> Each field in each struct has both a name and a numeric id. Only ids are used for serialization, so field names can be changed at any time.
Fair enough your field names can be renamed. But the 'contract' is field numbers, not names.
> All fields are marked as optional or repeated, never required. Most code is written to handle missing fields gracefully.
So if all fields are optional, and you provide no fields at all, what happens? I assume the process rejects it, because it's not of the correct type?
> Changing the type or id of an existing field is forbidden.
Forbidden by what?
> Adding a new field is okay, as long as you use an id that was never used before. (Each struct definition has a comment indicating the next available id to use.)
I can understand this being the least problematic change to a type. But it still leads to 'if x has y field' behaviour, as your code tries to manage the full range of possible message types it might receive.
> Removing a field is okay if you've checked that no one is using it anymore.
That sounds super fluffy.
> As a small but intentional bonus, you can change an optional field to repeated while preserving binary compatibility.
Sorry, I don't follow? This bit confuses me 'change an optional field to repeated'.

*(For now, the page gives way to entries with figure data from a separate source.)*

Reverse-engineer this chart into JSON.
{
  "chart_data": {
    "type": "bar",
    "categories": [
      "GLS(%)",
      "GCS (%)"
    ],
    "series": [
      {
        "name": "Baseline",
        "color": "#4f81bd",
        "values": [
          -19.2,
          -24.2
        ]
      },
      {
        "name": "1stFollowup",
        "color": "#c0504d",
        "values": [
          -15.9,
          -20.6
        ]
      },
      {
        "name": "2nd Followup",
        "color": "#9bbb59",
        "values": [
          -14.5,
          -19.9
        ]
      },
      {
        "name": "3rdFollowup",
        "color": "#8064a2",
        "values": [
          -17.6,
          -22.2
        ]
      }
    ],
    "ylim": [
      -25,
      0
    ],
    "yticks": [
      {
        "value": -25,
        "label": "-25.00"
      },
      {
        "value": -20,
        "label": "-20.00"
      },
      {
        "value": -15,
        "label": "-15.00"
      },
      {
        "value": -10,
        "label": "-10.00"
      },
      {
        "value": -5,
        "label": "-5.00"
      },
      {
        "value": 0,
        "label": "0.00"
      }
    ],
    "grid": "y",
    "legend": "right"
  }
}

> In the end it works out. You can think of breakages that could theoretically happen, but they don't.
I can think of many:
* If picking of IDs is done by a human, at some point a human will make a mistake and re-use an existing one
* If 'Changing the type or id of an existing field is forbidden' is a human enforced constraint, then it will fail
* If you think a certain struct pattern can't happen any more (you think you've retired all nodes that send the old format), and then you deprecate the many matches that deal with legacy messaging, and then realise that actually there is an old node that does it after all.

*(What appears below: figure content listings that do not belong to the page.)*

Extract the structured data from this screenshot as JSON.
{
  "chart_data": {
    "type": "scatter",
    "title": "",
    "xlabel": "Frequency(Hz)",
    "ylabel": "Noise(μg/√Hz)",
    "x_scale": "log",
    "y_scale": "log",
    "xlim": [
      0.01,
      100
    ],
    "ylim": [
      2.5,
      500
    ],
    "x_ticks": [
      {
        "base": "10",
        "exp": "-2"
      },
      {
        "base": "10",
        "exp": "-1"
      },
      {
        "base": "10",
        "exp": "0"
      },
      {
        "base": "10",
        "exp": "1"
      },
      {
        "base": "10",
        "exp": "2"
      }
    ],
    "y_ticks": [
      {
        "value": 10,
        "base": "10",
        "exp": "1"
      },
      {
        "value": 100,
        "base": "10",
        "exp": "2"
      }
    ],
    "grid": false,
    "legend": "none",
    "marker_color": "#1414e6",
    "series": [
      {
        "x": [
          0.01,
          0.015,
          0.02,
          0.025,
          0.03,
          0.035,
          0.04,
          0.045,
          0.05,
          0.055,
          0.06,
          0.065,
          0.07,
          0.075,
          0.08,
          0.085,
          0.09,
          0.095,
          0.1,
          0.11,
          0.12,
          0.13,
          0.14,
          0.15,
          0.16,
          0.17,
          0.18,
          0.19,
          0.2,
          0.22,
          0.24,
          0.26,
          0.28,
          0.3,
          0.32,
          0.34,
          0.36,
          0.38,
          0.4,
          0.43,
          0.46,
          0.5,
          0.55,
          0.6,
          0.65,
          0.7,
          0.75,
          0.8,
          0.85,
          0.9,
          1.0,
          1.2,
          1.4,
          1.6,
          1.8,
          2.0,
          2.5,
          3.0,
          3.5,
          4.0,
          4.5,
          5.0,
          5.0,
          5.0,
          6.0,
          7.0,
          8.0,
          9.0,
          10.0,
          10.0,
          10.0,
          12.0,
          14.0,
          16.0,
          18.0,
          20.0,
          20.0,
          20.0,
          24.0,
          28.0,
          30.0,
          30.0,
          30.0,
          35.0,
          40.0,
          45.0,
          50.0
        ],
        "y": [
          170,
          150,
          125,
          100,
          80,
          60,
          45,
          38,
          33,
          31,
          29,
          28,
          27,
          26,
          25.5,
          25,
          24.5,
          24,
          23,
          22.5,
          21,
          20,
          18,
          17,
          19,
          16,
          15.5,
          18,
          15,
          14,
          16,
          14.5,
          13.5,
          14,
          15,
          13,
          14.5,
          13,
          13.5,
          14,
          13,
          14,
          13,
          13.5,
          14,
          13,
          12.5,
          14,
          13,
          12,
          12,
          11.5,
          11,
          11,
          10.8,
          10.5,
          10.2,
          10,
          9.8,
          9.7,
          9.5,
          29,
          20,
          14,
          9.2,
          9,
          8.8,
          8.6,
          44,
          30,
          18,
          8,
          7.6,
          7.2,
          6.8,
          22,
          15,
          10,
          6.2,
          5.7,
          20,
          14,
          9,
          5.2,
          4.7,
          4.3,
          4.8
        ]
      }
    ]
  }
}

* You may re-add a field to a type which was previously removed and cause unexpected behaviour in parts of the system that match on that old format
* Removing a field that you thought wasn't used any more but actually still is
By the way, I'm not suggesting it's not possible to develop robust systems without a static type system of some sort; but I do think the hoops you're jumping through in items 1-6 indicate the problems of not using static types. Each change in functionality could just use a new struct, with a new function, and the old function maps to the old struct to the new one. It captures precisely the change in logic in one place, has no runtime cost for nodes that are sending the new struct, and can't lead to the edge cases that I listed above.